Catherine Mzumara is a Malawian politician and a member of parliament from the 2025 election. She is a member of the United Transformation Movement and she represents the Mzimba North Constituency.

==Life==
Mzumara is a member of the United Transformation Movement and she was elected as the vice president for Northern Malawi.

Mzumara completed her doctorate at Peking University in June 2025. Her thesis, Political Competition and Economic Progress: A Comprehensive Analysis of Malawi’s Development Path, concerned the political direction of her country. She reported that her research revealed that poor leadership was the main cause of Malawi's poor economy. She was said to be one of the few women politicians with such a high qualification.

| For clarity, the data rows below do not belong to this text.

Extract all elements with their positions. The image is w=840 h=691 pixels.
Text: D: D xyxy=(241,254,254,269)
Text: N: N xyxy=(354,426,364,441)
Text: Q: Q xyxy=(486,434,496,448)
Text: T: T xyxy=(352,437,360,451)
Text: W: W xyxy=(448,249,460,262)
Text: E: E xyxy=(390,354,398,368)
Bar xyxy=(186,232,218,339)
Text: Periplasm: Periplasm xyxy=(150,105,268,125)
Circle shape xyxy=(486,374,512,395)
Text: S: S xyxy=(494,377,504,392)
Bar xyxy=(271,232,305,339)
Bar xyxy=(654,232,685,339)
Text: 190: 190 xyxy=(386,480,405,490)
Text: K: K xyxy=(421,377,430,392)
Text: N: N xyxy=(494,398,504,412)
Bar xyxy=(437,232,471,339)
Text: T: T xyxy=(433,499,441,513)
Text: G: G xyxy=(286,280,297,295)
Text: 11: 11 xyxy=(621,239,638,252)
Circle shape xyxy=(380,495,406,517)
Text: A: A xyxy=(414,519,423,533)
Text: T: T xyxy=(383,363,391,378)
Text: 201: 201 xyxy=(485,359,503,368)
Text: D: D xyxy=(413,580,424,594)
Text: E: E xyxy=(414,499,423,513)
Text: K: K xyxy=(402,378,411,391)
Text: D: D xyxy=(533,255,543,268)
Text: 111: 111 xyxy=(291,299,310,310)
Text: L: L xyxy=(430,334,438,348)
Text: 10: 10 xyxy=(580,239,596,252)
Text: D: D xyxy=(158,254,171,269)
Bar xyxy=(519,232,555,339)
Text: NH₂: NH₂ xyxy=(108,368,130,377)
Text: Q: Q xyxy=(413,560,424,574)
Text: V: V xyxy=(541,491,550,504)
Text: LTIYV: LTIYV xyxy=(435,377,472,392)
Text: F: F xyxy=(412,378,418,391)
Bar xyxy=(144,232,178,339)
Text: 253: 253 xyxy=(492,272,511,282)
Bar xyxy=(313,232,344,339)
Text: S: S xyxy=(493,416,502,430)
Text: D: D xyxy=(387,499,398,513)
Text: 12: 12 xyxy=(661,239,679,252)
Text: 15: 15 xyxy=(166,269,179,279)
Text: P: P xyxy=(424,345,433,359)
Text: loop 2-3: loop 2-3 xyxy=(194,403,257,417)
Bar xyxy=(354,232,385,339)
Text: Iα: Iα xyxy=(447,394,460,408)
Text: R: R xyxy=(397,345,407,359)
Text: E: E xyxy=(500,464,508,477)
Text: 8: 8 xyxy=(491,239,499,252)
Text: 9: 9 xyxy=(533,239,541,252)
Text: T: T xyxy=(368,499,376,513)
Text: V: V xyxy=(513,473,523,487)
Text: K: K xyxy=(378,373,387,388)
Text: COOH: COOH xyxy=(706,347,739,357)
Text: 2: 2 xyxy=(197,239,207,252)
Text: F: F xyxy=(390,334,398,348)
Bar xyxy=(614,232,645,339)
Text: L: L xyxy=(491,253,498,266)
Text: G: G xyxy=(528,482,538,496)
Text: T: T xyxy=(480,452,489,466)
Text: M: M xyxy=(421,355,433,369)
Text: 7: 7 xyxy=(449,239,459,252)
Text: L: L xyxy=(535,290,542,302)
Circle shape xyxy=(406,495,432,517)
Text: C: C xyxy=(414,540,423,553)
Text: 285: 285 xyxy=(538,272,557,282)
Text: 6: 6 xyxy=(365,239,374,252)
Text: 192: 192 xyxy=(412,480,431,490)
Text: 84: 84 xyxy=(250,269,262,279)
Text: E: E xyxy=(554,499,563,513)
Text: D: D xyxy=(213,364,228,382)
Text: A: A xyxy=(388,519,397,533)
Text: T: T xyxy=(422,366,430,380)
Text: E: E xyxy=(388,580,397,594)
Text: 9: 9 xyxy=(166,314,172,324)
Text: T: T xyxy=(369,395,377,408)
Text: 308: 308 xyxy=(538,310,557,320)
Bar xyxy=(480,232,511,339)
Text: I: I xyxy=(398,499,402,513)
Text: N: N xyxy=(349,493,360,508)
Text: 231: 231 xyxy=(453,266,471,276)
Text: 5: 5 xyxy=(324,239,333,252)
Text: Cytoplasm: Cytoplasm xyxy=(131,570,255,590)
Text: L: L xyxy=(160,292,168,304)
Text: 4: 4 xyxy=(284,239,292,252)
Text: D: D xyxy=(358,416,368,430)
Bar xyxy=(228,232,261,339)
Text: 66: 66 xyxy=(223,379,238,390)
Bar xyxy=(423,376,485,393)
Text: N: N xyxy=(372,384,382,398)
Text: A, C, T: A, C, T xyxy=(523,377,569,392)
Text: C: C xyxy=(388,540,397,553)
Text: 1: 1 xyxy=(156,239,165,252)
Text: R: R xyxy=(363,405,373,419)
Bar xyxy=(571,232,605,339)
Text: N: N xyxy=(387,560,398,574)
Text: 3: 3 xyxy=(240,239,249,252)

She was her party's candidate in the Mzimba North Constituency in the 2025 election. The constituency was represented by Malawi Congress Party MP, Yolamu Ngwira. Mzumara addressed crowds in March playing back recordings of President Lazarus Chakwera making promises to the north. She made the point that they want your votes but "they" soon forget once elected. She later announced a 15 million kwacha football tournament to run over several months accompanied by other events including talks and traditional dancing. The first event was in July at Thumbi Primary School. Also in July there was a public call for Mzumara to be chosen as the UTM's vice-Presidential candidate. An ad-hoc group proposed that she would add gender and regional balance to the UTM ticket.

She reclaimed the constituency for the United Transformation Movement in the election. She was an exception to a poor showing by her party.